Thursday, March 6, 2008

Isaiah, Chapter 45

Chapter 45 of Isaiah is quite interesting. It is here that the author mentions Cyrus the Great by name and outlines his deeds in regards to freeing the people of Israel from Babylon's control. What make it so interesting is that Cyrus the Great lived from either 590 of 576 B.C. to about 529 B.C. Isaiah was born in the 8th century B.C. and is believed to have died in 698 B.C. Since the Babylonian Exile ended in 537, B.C. we are presented with an interesting dilemma here. Obviously Isaiah could not personally witness an event that occurred 161 years after his own death. Still, this chapter is written almost like a historical account after the fact. This means either one of two things: either this part of the book of Isaiah was written by someone else, or it was written by Isaiah in a very specifically detailed prophetic vision. Both are clearly within God's power.

We do know that there was one prophet (Ezekiel) who wrote during the actual exile, but we have no indication that he had any input on this part of Isaiah's book. Ezra and Nehemiah also wrote their books around the time the Exile ended as well, but there is no indication they had input here. There are clearly two schools of thought in terms of the authorship of this second part of Isaiah's book, but because of the style of writing, I tend to believe this is a clearly prophetic vision revealed to Isaiah and written down. In that case, one can view it as a message of hope for those Israelites that were faithful to God during the time of the exile. They knew they were going to be delivered based on God's promises, so they had something to maintain their faith. It is clear that Isaiah wrote several prophecies about the life of Jesus in the first part of this book that we know were definitely written by him, so why wouldn't God clearly outline the role of Cyrus the Great?

1 "This is what the LORD says to his anointed,
       to Cyrus, whose right hand I take hold of
       to subdue nations before him
       and to strip kings of their armor,
       to open doors before him
       so that gates will not be shut:

 2 I will go before you
       and will level the mountains;
       I will break down gates of bronze
       and cut through bars of iron.

 3 I will give you the treasures of darkness,
       riches stored in secret places,
       so that you may know that I am the LORD,
       the God of Israel, who summons you by name.

 4 For the sake of Jacob my servant,
       of Israel my chosen,
       I summon you by name
       and bestow on you a title of honor,
       though you do not acknowledge me.

 5 I am the LORD, and there is no other;
       apart from me there is no God.
       I will strengthen you,
       though you have not acknowledged me, -- Isaiah 45:1-5

To me, this sounds more like prophetic writing that sets up the reign of Cyrus the Great before he even came to power. Though Cyrus did not follow God per se, he was still anointed by God for the purpose of freeing the exiles from Babylon. We know that when he conquered Babylon he also released the treasure of Israel back to the Israelites. When the Babylonians originally conquered Jerusalem, they also looted and destroyed the temple.
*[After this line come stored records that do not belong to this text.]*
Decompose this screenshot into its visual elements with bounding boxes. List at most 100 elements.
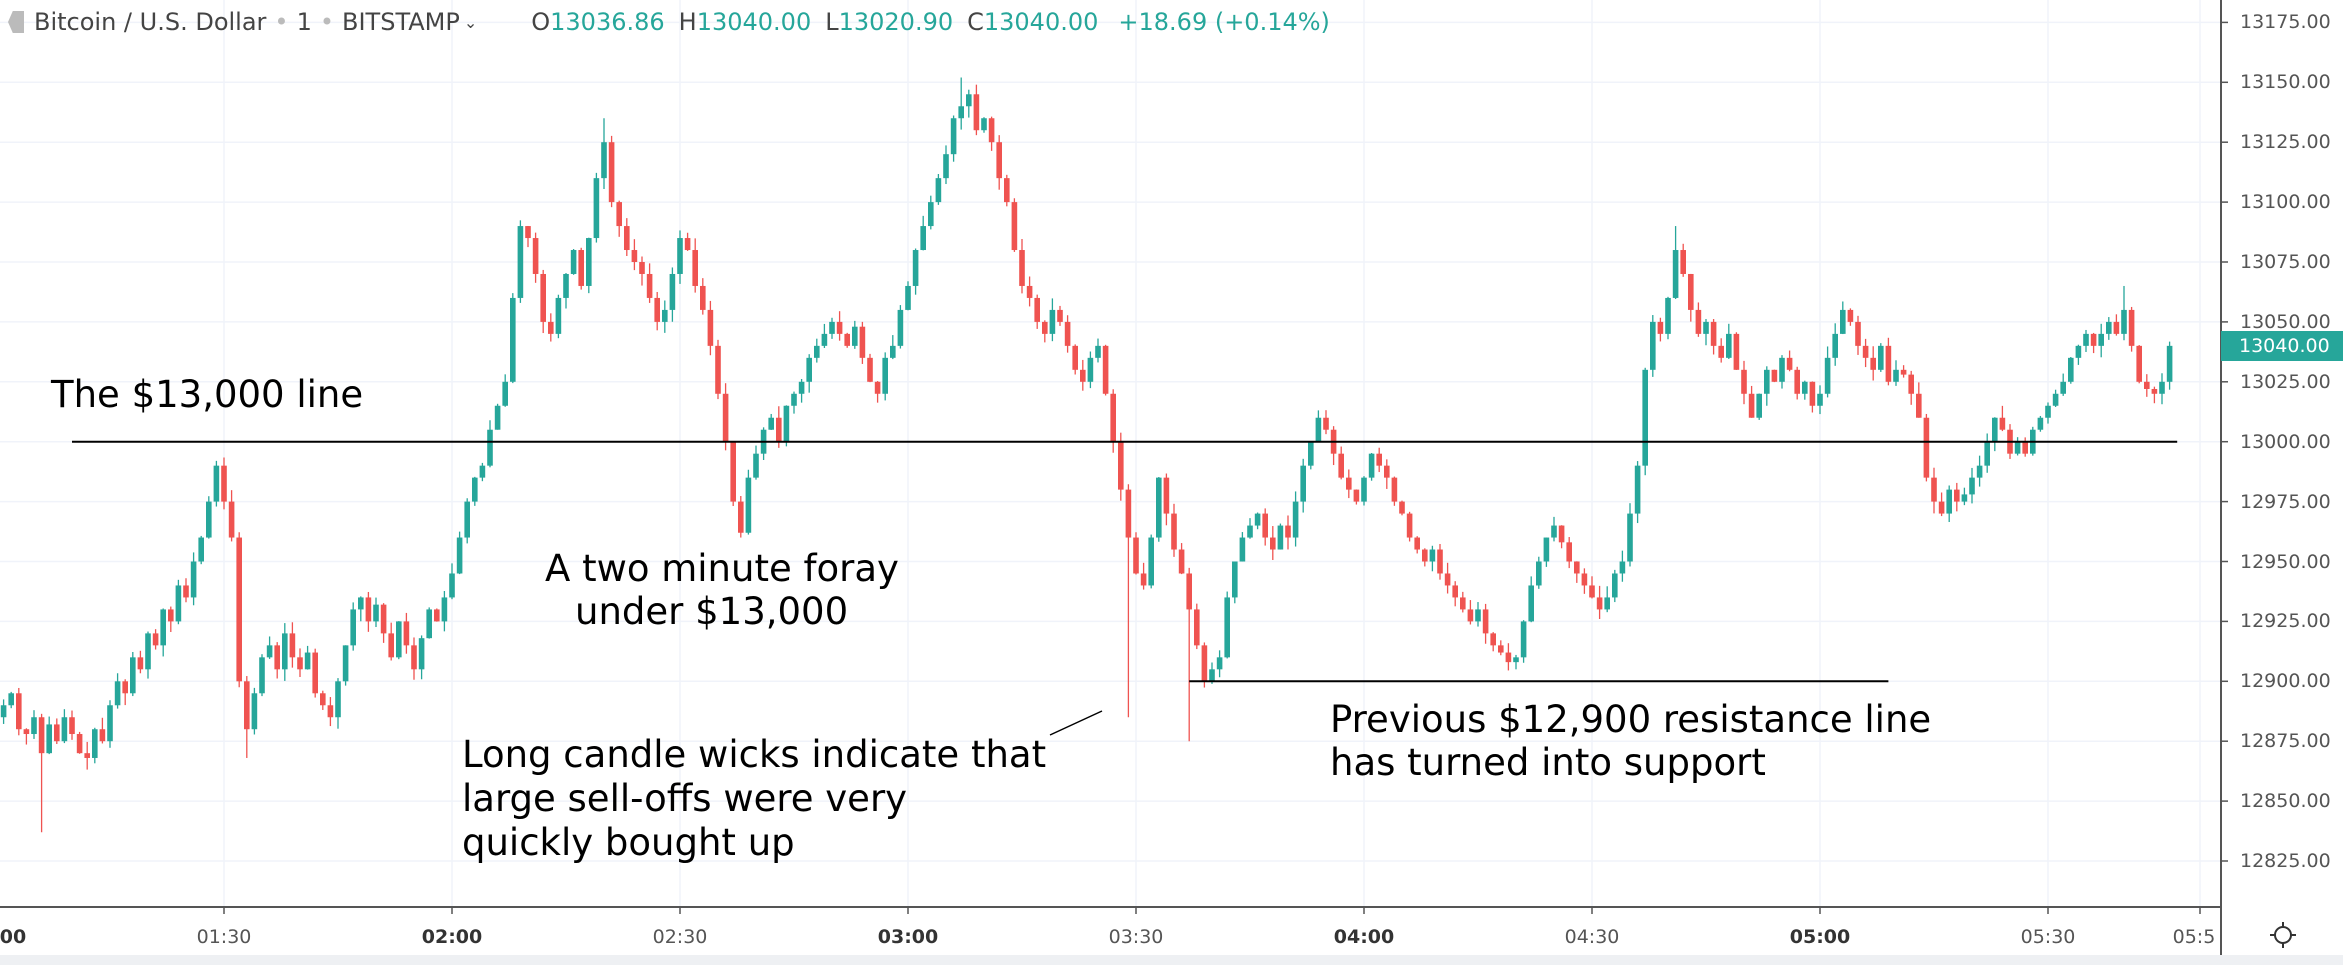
candle [1148,534,1154,589]
candle [958,77,964,130]
candle [897,305,904,349]
candle-body [874,381,881,394]
candle-body [1528,585,1534,622]
candle [1923,413,1930,482]
candle [1292,491,1299,547]
candle-body [2014,441,2021,454]
candle-body [434,609,440,622]
candle [1140,562,1147,590]
candle-body [152,633,159,646]
candle [829,317,835,339]
candle-body [1384,465,1390,478]
close-label: C [967,8,984,36]
candle-body [555,297,562,334]
candle [593,172,600,243]
time-tick-label: 03:30 [1108,926,1164,948]
candle-body [1399,501,1405,514]
candle-body [2052,393,2059,406]
candle [2068,356,2074,384]
candle-body [1741,369,1747,394]
candle-body [798,381,805,394]
candle [175,579,182,625]
candle [806,354,812,393]
candle [1011,198,1018,252]
candle [1498,640,1504,656]
candle [890,335,896,360]
candle [46,716,52,755]
candle-body [2166,345,2173,382]
candle-body [297,657,303,670]
candle [1254,512,1261,530]
candle [1688,273,1694,322]
change-value: +18.69 (+0.14%) [1118,8,1330,36]
candle [1399,500,1405,516]
candle [943,145,949,185]
time-tick-label: 01:30 [196,926,252,948]
symbol-name[interactable]: Bitcoin / U.S. Dollar [34,8,267,36]
candle [122,679,128,706]
candle [548,313,554,342]
candle-body [905,285,911,310]
candle [388,622,394,661]
candle-body [99,729,106,742]
candle [692,238,698,293]
candle [418,635,425,680]
candle-body [1156,477,1162,538]
candle-body [540,273,546,322]
candle [1216,650,1223,678]
candle-body [320,693,326,706]
candle [783,405,790,447]
candle-body [1346,477,1352,490]
candle [1505,643,1512,671]
candle [745,469,752,535]
candle [1916,382,1922,418]
candle [1384,459,1390,489]
candle-body [221,465,227,502]
candle-body [814,345,820,358]
candle [1520,620,1527,663]
candle-body [1999,417,2006,430]
candle [608,135,615,208]
candle-body [829,321,835,334]
separator-dot: • [274,8,289,36]
candle [1323,410,1329,435]
candle [988,116,995,151]
candle-body [2090,333,2097,346]
candle [646,263,653,303]
candle [1946,485,1952,523]
candle-body [456,537,463,574]
candle-body [289,633,296,658]
candle [654,291,660,331]
candle [145,631,151,679]
candle-body [2083,333,2089,346]
candle-body [1080,369,1086,382]
reference-lines [72,440,2178,683]
candle-body [449,573,455,598]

In a magnanimous gesture, Cyrus chose not to horde these treasures for himself and the large empire he had built. He released them to the Israelites and allowed them to return home and rebuild the temple.

There is also an important lesson here in the area of works. Clearly Cyrus the Great accomplished great works by releasing the captives, allowing them to go home, and returning their treasures. Still, these works were not enough for his personal salvation. Verse four states this, as God and Israel honored him for his works though Cyrus did not acknowledge God. In this, we learn that it is important to do good works, but it is more important still to acknowledge that Jesus is the only way to salvation since he intervenes with God on our behalf.


  1. How is this still a message of hope today?
  2. How does this allow us to overcome doubt in our own lives?
  3. What signs do you see throughout this chapter that make it a a prophetic vision rather than a historical account?